The Mother Of Christ by Father Vassall-Phillips Part 16

It is utterly impossible to conceive of God as He is. We can only think of Him by way of negation or by way of analogy. By the method of negation we deny in Him all that is limited and imperfect-He is the Infinite, the Eternal, the All-perfect; by the method of analogy, rising to His Divine At tributes from the consideration of the excellences in men which are His gifts, we say in our stammering speech that He is Absolute Justice, Mercy, Wisdom, and the like. Such words are true, so far as words are able to express truth, for all goodness in the creature must be found in perfection in the Creator. Yet we know that human language is defective, and human thought fails to express God adequately. We see Him as in a glass darkly, not yet face to face.

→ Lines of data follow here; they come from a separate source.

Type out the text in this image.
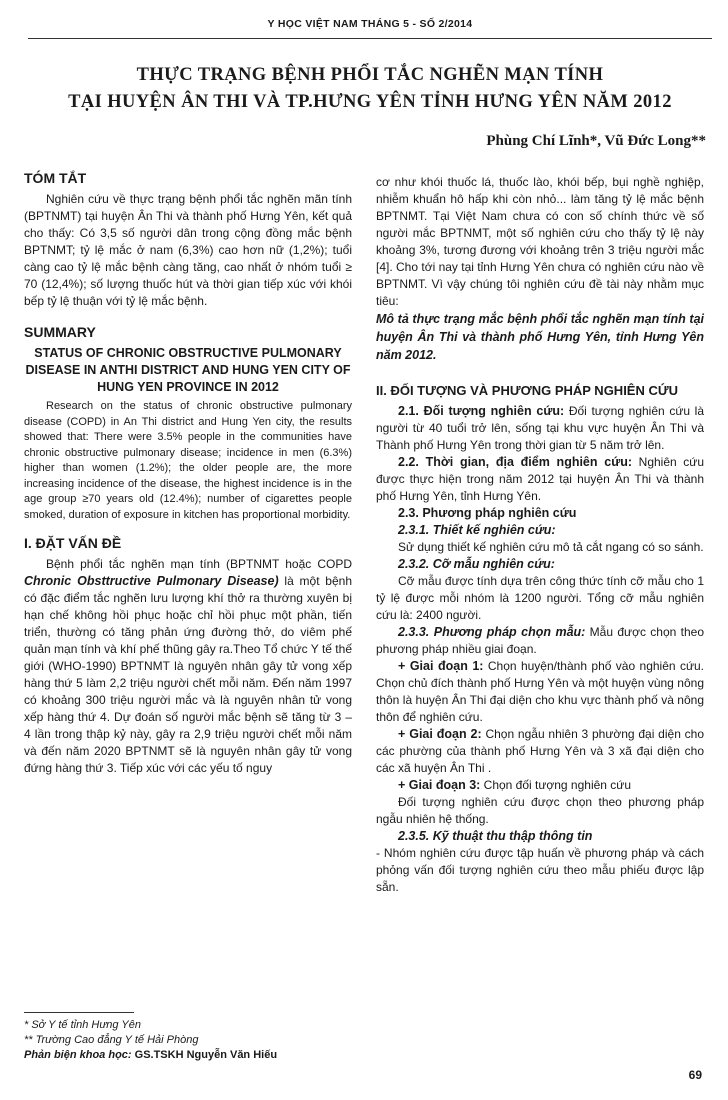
Y HỌC VIỆT NAM THÁNG 5 - SỐ 2/2014
THỰC TRẠNG BỆNH PHỔI TẮC NGHẼN MẠN TÍNH
TẠI HUYỆN ÂN THI VÀ TP.HƯNG YÊN TỈNH HƯNG YÊN NĂM 2012
Phùng Chí Lĩnh*, Vũ Đức Long**
TÓM TẮT

Nghiên cứu về thực trạng bệnh phổi tắc nghẽn mãn tính (BPTNMT) tại huyện Ân Thi và thành phố Hưng Yên, kết quả cho thấy: Có 3,5 số người dân trong cộng đồng mắc bệnh BPTNMT; tỷ lệ mắc ở nam (6,3%) cao hơn nữ (1,2%); tuổi càng cao tỷ lệ mắc bệnh càng tăng, cao nhất ở nhóm tuổi ≥ 70 (12,4%); số lượng thuốc hút và thời gian tiếp xúc với khói bếp tỷ lệ thuận với tỷ lệ mắc bệnh.

SUMMARY
STATUS OF CHRONIC OBSTRUCTIVE PULMONARY DISEASE IN ANTHI DISTRICT AND HUNG YEN CITY OF HUNG YEN PROVINCE IN 2012

Research on the status of chronic obstructive pulmonary disease (COPD) in An Thi district and Hung Yen city, the results showed that: There were 3.5% people in the communities have chronic obstructive pulmonary disease; incidence in men (6.3%) higher than women (1.2%); the older people are, the more increasing incidence of the disease, the highest incidence is in the age group ≥70 years old (12.4%); number of cigarettes people smoked, duration of exposure in kitchen has proportional morbidity.

I. ĐẶT VẤN ĐỀ

Bệnh phổi tắc nghẽn mạn tính (BPTNMT hoặc COPD Chronic Obsttructive Pulmonary Disease) là một bệnh có đặc điểm tắc nghẽn lưu lượng khí thở ra thường xuyên bị hạn chế không hồi phục hoặc chỉ hồi phục một phần, tiến triển, thường có tăng phản ứng đường thở, do viêm phế quản mạn tính và khí phế thũng gây ra.Theo Tổ chức Y tế thế giới (WHO-1990) BPTNMT là nguyên nhân gây tử vong xếp hàng thứ 5 làm 2,2 triệu người chết mỗi năm. Đến năm 1997 có khoảng 300 triệu người mắc và là nguyên nhân tử vong xếp hàng thứ 4. Dự đoán số người mắc bệnh sẽ tăng từ 3 – 4 lần trong thập kỷ này, gây ra 2,9 triệu người chết mỗi năm và đến năm 2020 BPTNMT sẽ là nguyên nhân gây tử vong đứng hàng thứ 3. Tiếp xúc với các yếu tố nguy

cơ như khói thuốc lá, thuốc lào, khói bếp, bụi nghề nghiệp, nhiễm khuẩn hô hấp khi còn nhỏ... làm tăng tỷ lệ mắc bệnh BPTNMT. Tại Việt Nam chưa có con số chính thức về số người mắc BPTNMT, một số nghiên cứu cho thấy tỷ lệ này khoảng 3%, tương đương với khoảng trên 3 triệu người mắc [4]. Cho tới nay tại tỉnh Hưng Yên chưa có nghiên cứu nào về BPTNMT. Vì vậy chúng tôi nghiên cứu đề tài này nhằm mục tiêu:

Mô tả thực trạng mắc bệnh phổi tắc nghẽn mạn tính tại huyện Ân Thi và thành phố Hưng Yên, tỉnh Hưng Yên năm 2012.

II. ĐỐI TƯỢNG VÀ PHƯƠNG PHÁP NGHIÊN CỨU

2.1. Đối tượng nghiên cứu: Đối tượng nghiên cứu là người từ 40 tuổi trở lên, sống tại khu vực huyện Ân Thi và Thành phố Hưng Yên trong thời gian từ 5 năm trở lên.

2.2. Thời gian, địa điểm nghiên cứu: Nghiên cứu được thực hiện trong năm 2012 tại huyện Ân Thi và thành phố Hưng Yên, tỉnh Hưng Yên.

2.3. Phương pháp nghiên cứu

2.3.1. Thiết kế nghiên cứu:

Sử dụng thiết kế nghiên cứu mô tả cắt ngang có so sánh.

2.3.2. Cỡ mẫu nghiên cứu:

Cỡ mẫu được tính dựa trên công thức tính cỡ mẫu cho 1 tỷ lệ được mỗi nhóm là 1200 người. Tổng cỡ mẫu nghiên cứu là: 2400 người.

2.3.3. Phương pháp chọn mẫu: Mẫu được chọn theo phương pháp nhiều giai đoạn.

+ Giai đoạn 1: Chọn huyện/thành phố vào nghiên cứu. Chọn chủ đích thành phố Hưng Yên và một huyện vùng nông thôn là huyện Ân Thi đại diện cho khu vực thành phố và nông thôn để nghiên cứu.

+ Giai đoạn 2: Chọn ngẫu nhiên 3 phường đại diện cho các phường của thành phố Hưng Yên và 3 xã đại diện cho các xã huyện Ân Thi .

+ Giai đoạn 3: Chọn đối tượng nghiên cứu

Đối tượng nghiên cứu được chọn theo phương pháp ngẫu nhiên hệ thống.

2.3.5. Kỹ thuật thu thập thông tin

- Nhóm nghiên cứu được tập huấn về phương pháp và cách phỏng vấn đối tượng nghiên cứu theo mẫu phiếu được lập sẵn.

* Sở Y tế tỉnh Hưng Yên
** Trường Cao đẳng Y tế Hải Phòng
Phản biện khoa học: GS.TSKH Nguyễn Văn Hiếu
69
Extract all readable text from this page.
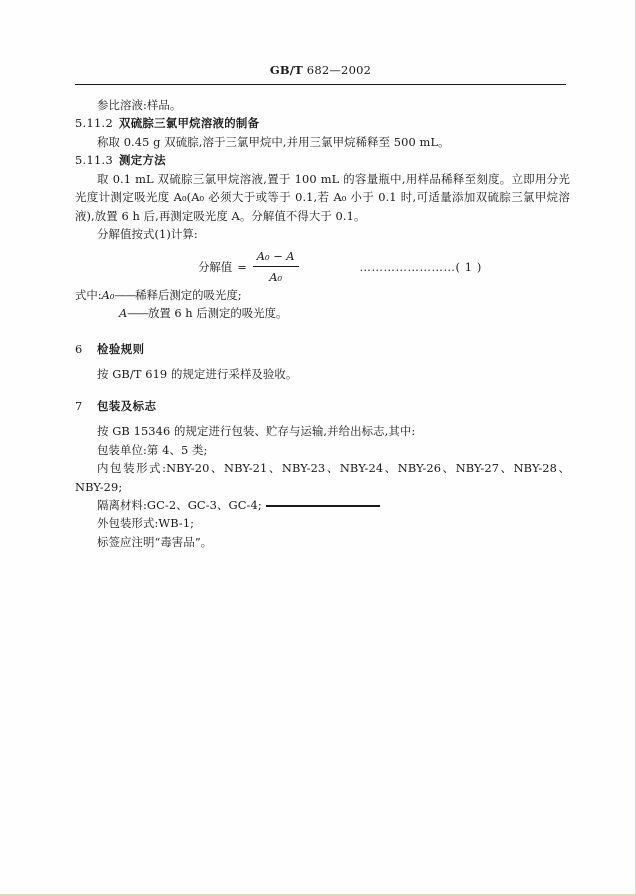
GB/T 682—2002

参比溶液:样品。

5.11.2 双硫腙三氯甲烷溶液的制备

称取 0.45 g 双硫腙,溶于三氯甲烷中,并用三氯甲烷稀释至 500 mL。

5.11.3 测定方法

取 0.1 mL 双硫腙三氯甲烷溶液,置于 100 mL 的容量瓶中,用样品稀释至刻度。立即用分光光度计测定吸光度 A₀(A₀ 必须大于或等于 0.1,若 A₀ 小于 0.1 时,可适量添加双硫腙三氯甲烷溶液),放置 6 h 后,再测定吸光度 A。分解值不得大于 0.1。

分解值按式(1)计算:

分解值 = $\frac{\text{A₀ − A}}{\text{A₀}}$	……………………( 1 )
式中: A₀ —— 稀释后测定的吸光度;
A —— 放置 6 h 后测定的吸光度。

6 检验规则

按 GB/T 619 的规定进行采样及验收。

7 包装及标志

按 GB 15346 的规定进行包装、贮存与运输,并给出标志,其中:

包装单位:第 4、5 类;

内包装形式:NBY-20、NBY-21、NBY-23、NBY-24、NBY-26、NBY-27、NBY-28、NBY-29;

隔离材料:GC-2、GC-3、GC-4;

外包装形式:WB-1;

标签应注明“毒害品”。
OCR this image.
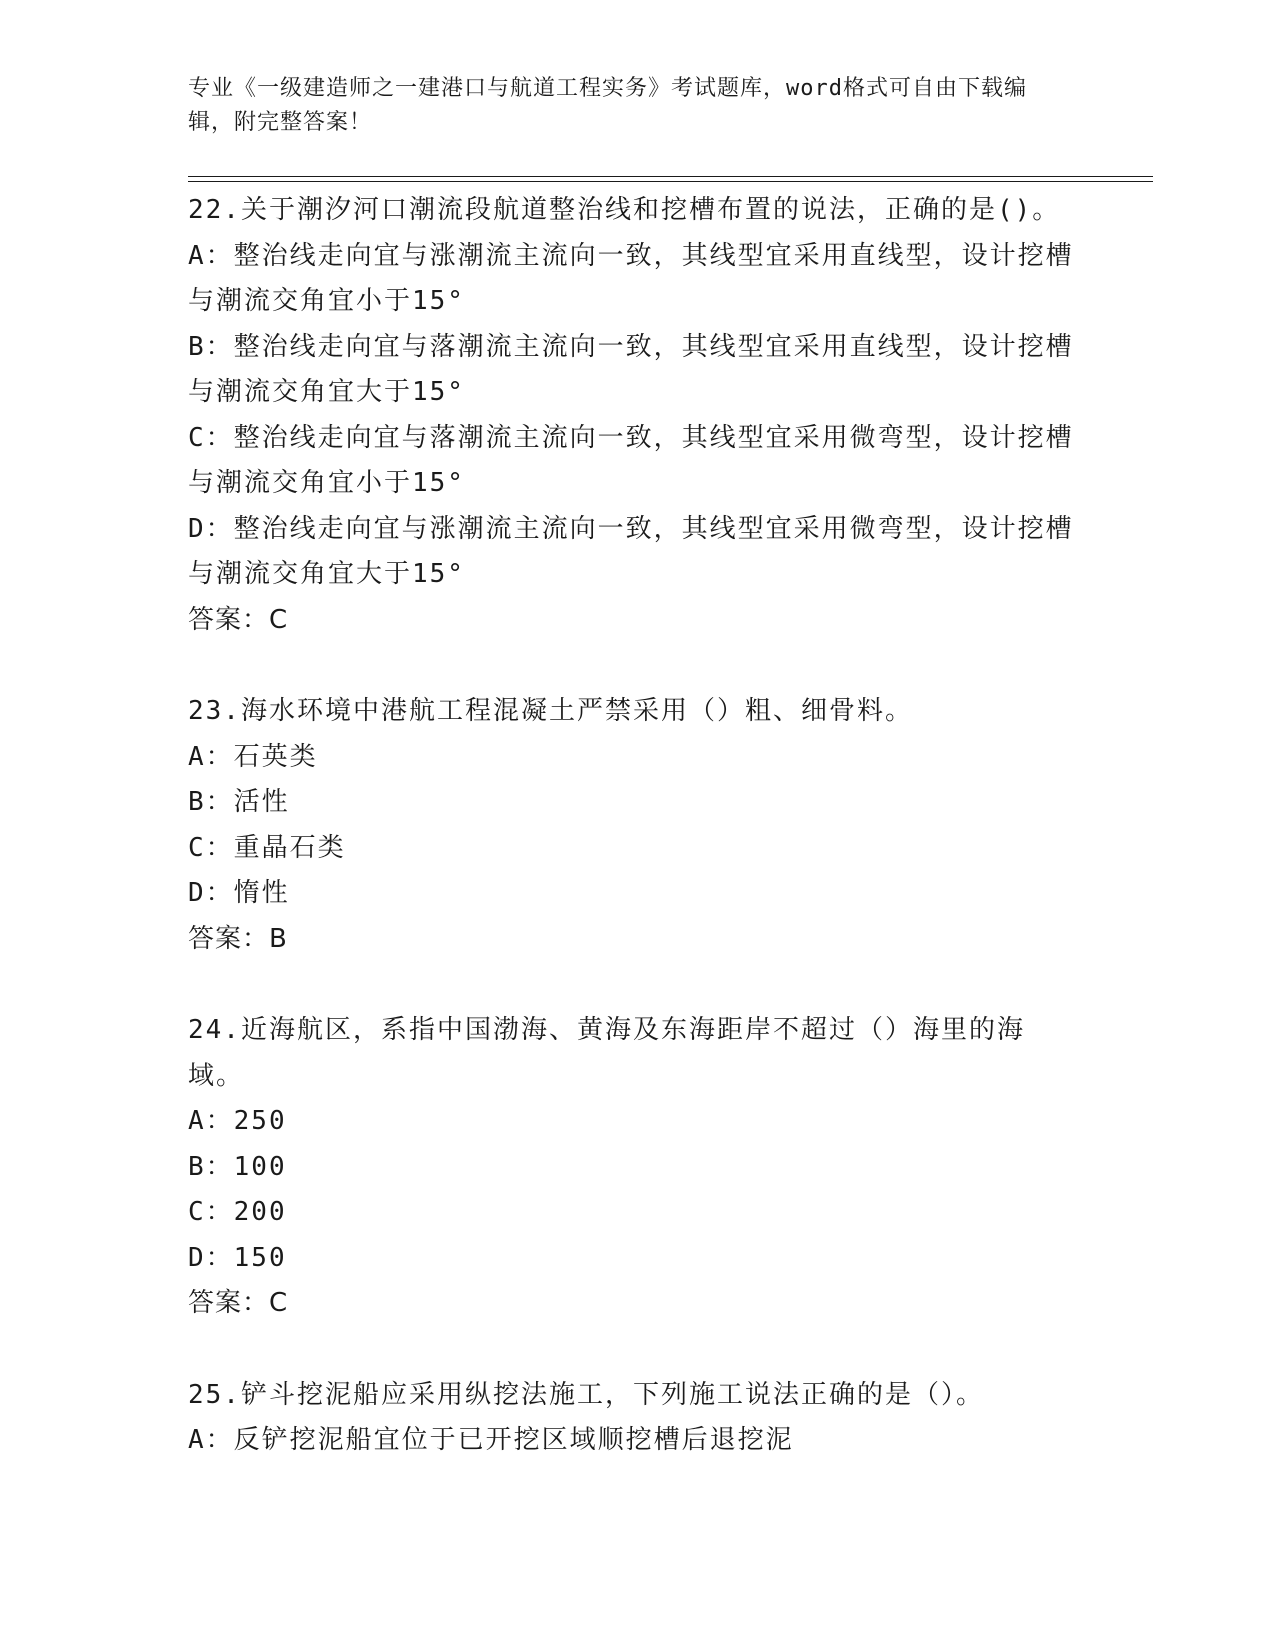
专业《一级建造师之一建港口与航道工程实务》考试题库，word格式可自由下载编辑，附完整答案！

22.关于潮汐河口潮流段航道整治线和挖槽布置的说法，正确的是()。

A：整治线走向宜与涨潮流主流向一致，其线型宜采用直线型，设计挖槽与潮流交角宜小于15°

B：整治线走向宜与落潮流主流向一致，其线型宜采用直线型，设计挖槽与潮流交角宜大于15°

C：整治线走向宜与落潮流主流向一致，其线型宜采用微弯型，设计挖槽与潮流交角宜小于15°

D：整治线走向宜与涨潮流主流向一致，其线型宜采用微弯型，设计挖槽与潮流交角宜大于15°

答案：C

23.海水环境中港航工程混凝土严禁采用（）粗、细骨料。

A：石英类

B：活性

C：重晶石类

D：惰性

答案：B

24.近海航区，系指中国渤海、黄海及东海距岸不超过（）海里的海域。

A：250

B：100

C：200

D：150

答案：C

25.铲斗挖泥船应采用纵挖法施工，下列施工说法正确的是（）。

A：反铲挖泥船宜位于已开挖区域顺挖槽后退挖泥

In the Incarnation of God all this is reversed. The Infinite and the Eternal limits Himself by submission, as Man, to the conditions of time and space. He shrouds His dazzling Glory. The Mighty becomes weak, taking the form of a slave. He who made the earth becomes a Babe and lies upon straw. We see Him, who feeds us all, a-hungered and a-thirst. He who poises the Heavens with His power is tired, and sits wearied beside Jacob's Well. He falls beneath the weight of a cross of wood. Upon that Cross the Immortal renders up the ghost. . . .

This is the Mystery of the Bending-down of the Heavens to the earth ; it is also the Mystery of the Mother of God. For she is the point of contact, " the medium between the divine and the human." Her Son is the Creator. His Mother is a creature, the work of His Hands. Yet, in her chaste Womb the divine and the human met, for the Fruit of her Womb is both God and Man, Christ Jesus our Lord. On this account it is said, with reason, that the great Mystery of the Mother of God, is like the Mystery of God Himself, in that it too transcends all thought and speech. But transcendent though it be, it is a Mystery which we must needs ponder within our souls, for it is the inmost core of our religion—the religion of Divine Love manifested in Divine Abasement.

When we say that God is God, we have said all that can well be said, though we may develop the thought, dwelling upon His Attributes; in like manner when we have said that Mary is the Mother of God, we have exhausted the measure of her dignity. Yet we do well to linger on this holy ground, for the more we dwell upon the thought of Mary's Motherhood, the deeper glows the Mystery, and the more resplendent is seen to be the glory of our Lady.